Take the mid-seat, and be the vessel’s guide;
Many in Athens are upon your side.

But chiefly his familiar friends chid him for disaffecting monarchy only because of the name, as if the virtue of the ruler could not make it a lawful form; Euboea had made this experiment when it chose Tynnondas, and Mitylene, which had made Pittacus its prince; yet this could not shake Solon’s resolution; but, as they say, he replied to his friends, that it was true a tyranny was a very fair spot, but it had no way down from it; and in a copy of verses to Phocus he writes.—

—that I spared my land, And withheld from usurpation and from violence my hand,
And forbore to fix a stain and a disgrace on my good name,
I regret not; I believe that it will be my chiefest fame.

From which it is manifest that he was a man of great reputation before he gave his laws. The several mocks that were put upon him for refusing the power, he records in these words,—

Solon surely was a dreamer, and a man of simple mind;
When the gods would give him fortune, he of his own will declined;
When the net was full of fishes, over-heavy thinking it,
He declined to haul it up, through want of heart and want of wit.
Had but I that chance of riches and of kingship, for one day,
I would give my skin for flaying, and my house to die away.
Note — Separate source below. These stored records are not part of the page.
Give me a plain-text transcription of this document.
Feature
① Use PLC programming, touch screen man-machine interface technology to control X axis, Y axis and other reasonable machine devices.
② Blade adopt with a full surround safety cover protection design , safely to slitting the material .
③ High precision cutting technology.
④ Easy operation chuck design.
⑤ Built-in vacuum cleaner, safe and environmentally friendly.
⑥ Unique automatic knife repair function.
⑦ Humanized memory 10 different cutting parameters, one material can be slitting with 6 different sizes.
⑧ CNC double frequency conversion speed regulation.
Thus he makes the many and the low people speak of him. Yet, though he refused the government, he was not too mild in the affair; he did not show himself mean and submissive to the powerful, nor make his laws to pleasure those that chose him. For where it was well before, he applied no remedy, nor altered anything, for fear lest,

Overthrowing altogether and disordering the state,

he should be too weak to new-model and recompose it to a tolerable condition; but what he thought he could effect by persuasion upon the pliable, and by force upon the stubborn, this he did, as he himself says,

With force and justice working both one.